Two judges announce a special vote
The constitutional verdict is not unanimous, because the judges Enrique Arnaldo and Concepcion Espejel announced a individual vote against, considering that the appeal had to be assessed. They agree that the contested regulation “establishes arbitrary discrimination between taxpayers among whom there is no objective reason to differentiate; there is no objective and reasonable purpose that legitimizes unequal treatment of equal situations”.
The two magistrates, proposed by the PP, do not share the equality for tax purposes established by the sentence between the succession pacts of Galician civil law and the donation inter vivos, which justifies the difference in the tax treatment of those who acquire property after the death of a relative and those who inherit it during their lifetime. .

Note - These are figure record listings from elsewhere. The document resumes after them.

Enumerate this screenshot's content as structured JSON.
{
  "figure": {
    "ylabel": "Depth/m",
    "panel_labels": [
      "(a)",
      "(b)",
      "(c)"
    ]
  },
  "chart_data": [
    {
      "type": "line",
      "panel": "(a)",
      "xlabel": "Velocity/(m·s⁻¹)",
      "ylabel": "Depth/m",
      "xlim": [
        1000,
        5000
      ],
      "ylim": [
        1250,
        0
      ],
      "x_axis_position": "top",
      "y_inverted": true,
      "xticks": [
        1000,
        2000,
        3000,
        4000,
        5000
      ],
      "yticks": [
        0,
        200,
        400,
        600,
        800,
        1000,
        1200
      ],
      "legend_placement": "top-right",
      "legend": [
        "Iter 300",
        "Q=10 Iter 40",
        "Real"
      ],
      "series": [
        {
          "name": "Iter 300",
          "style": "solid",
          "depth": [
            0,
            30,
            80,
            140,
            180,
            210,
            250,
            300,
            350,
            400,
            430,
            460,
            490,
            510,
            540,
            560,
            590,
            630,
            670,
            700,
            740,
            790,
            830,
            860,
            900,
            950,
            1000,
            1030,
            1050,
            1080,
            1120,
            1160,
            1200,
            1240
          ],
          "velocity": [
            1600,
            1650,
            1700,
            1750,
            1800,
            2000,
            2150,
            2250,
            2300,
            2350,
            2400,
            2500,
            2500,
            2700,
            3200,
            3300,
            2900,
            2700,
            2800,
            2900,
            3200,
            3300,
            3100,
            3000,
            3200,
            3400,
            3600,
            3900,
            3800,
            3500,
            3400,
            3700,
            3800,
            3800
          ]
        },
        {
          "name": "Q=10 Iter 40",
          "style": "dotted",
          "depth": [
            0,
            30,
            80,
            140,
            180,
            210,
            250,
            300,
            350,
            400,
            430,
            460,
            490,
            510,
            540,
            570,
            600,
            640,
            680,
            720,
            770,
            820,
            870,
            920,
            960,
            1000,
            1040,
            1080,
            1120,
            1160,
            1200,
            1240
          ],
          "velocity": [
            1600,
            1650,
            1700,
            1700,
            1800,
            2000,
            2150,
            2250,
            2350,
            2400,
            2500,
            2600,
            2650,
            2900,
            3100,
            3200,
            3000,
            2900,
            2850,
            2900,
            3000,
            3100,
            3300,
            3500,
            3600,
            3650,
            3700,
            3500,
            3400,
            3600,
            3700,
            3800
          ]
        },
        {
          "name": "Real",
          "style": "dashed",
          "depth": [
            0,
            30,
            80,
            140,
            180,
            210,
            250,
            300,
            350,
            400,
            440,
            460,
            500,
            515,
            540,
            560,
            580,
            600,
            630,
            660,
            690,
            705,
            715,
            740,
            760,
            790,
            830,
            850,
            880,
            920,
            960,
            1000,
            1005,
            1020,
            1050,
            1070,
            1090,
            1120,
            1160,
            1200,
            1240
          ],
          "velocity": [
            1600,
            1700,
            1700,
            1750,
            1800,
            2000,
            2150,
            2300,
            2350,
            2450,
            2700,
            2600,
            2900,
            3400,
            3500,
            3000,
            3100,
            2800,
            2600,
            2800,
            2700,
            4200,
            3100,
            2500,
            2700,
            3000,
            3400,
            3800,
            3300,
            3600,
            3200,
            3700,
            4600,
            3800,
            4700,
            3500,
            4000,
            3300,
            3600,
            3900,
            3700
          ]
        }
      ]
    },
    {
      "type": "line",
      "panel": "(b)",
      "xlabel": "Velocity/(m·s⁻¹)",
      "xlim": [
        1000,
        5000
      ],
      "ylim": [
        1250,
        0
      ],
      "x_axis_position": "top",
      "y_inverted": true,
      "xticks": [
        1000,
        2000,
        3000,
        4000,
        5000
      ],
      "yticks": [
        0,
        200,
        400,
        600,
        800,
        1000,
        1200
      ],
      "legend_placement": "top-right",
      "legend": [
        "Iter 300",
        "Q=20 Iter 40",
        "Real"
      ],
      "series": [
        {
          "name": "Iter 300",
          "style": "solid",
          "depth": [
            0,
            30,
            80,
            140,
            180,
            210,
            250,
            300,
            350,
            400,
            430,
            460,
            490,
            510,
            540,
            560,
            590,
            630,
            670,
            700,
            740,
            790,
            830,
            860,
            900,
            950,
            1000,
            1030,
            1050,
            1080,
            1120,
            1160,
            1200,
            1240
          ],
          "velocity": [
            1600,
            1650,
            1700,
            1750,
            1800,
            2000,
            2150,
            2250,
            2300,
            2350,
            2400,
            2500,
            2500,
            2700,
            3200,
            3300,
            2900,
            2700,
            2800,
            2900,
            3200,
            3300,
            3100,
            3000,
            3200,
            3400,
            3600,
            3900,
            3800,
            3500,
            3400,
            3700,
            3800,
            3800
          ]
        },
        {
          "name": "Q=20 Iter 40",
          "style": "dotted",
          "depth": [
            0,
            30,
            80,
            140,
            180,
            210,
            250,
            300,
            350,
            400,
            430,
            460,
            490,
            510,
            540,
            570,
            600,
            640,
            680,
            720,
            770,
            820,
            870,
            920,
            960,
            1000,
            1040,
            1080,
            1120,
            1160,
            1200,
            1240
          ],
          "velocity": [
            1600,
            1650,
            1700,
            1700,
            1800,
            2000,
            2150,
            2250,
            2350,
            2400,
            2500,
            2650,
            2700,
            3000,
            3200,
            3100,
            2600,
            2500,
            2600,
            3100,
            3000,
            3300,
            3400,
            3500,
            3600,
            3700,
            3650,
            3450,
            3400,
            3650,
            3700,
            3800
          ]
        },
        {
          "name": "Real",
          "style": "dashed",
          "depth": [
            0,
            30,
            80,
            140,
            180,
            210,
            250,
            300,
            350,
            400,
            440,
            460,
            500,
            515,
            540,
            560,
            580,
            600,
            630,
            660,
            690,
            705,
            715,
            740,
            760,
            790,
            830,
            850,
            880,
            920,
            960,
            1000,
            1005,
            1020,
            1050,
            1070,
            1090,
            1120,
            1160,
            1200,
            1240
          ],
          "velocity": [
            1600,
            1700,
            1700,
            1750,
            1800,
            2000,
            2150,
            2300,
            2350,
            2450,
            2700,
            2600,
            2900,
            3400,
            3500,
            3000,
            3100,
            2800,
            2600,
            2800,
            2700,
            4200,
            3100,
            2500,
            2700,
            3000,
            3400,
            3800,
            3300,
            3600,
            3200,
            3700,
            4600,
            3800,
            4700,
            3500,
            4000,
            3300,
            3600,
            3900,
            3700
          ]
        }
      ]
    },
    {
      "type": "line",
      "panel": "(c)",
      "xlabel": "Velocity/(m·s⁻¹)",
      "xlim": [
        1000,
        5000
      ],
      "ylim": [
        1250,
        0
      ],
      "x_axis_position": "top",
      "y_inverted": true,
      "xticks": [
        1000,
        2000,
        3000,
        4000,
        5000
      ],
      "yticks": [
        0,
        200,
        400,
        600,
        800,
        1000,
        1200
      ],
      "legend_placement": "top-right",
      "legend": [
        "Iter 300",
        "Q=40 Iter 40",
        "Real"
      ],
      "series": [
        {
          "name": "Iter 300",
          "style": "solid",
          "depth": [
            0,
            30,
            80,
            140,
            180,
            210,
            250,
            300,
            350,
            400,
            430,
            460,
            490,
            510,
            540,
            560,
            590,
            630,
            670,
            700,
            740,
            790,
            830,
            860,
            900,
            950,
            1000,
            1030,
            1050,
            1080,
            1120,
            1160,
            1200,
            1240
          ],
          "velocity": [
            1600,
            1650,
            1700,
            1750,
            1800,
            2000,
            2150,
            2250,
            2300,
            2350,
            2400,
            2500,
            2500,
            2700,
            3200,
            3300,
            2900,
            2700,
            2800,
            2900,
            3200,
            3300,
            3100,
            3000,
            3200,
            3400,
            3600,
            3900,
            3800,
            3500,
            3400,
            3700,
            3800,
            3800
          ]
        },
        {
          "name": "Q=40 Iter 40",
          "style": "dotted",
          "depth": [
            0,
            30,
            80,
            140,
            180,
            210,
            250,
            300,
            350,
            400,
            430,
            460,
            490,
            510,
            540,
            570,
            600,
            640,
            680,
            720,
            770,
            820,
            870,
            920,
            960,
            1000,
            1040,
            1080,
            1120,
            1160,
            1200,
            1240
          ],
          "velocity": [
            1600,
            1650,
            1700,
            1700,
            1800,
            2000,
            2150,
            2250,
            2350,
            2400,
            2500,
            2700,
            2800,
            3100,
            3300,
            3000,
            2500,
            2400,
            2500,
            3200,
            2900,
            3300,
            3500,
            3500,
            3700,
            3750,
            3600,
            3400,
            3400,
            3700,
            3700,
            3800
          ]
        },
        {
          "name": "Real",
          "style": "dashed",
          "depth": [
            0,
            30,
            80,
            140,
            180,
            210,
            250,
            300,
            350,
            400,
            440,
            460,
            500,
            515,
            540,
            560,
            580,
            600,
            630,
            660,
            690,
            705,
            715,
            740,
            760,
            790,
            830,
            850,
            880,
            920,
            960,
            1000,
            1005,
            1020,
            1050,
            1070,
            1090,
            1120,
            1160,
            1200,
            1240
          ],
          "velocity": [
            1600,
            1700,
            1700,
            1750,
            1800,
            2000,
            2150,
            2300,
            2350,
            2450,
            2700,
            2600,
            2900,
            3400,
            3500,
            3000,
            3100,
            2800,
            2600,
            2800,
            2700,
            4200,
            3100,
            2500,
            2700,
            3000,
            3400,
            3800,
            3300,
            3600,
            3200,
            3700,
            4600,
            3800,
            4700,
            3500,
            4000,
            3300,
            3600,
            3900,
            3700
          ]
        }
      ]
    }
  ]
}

In this sense, Espejel and Arnaldo emphasize that separation is not a gift, but an inheritance agreement, even when formalized by contract. inter vivos, since certain property is obtained on the basis of that agreement, but the identification corresponding to the opening of the inheritance is irrevocably waived. “Separation, therefore, has an undoubted nature mortis causawhich is recognized by the Regulatory Law on Inheritance Tax itself, which among the titles of inheritance, in addition to inheritance and bequest, provides for others such as inheritance contracts»
The judges consider that the purpose stated in the law to prevent evasion operations “is based on the assumption, which does not allow proof to the contrary, that in any case there is a fraudulent purpose, without distinguishing between the grantors who had the stated purpose of tax savings and those who legitimately decide to this institution, deeply rooted in Galician formal law, without fraudulent intentions”. And they clearly see that the regulation “does not respect the principle of the economic capacity of the department”, forcing them to pay tax on a hypothetical profit that, if it had arisen, would have been attributed to the person who left real estate.
Source: La Vozde Galicia

I am Jason Root, author with 24 Instant News. I specialize in the Economy section, and have been writing for this sector for the past three years. My work focuses on the latest economic developments around the world and how these developments impact businesses and people’s lives. I also write about current trends in economics, business strategies and investments.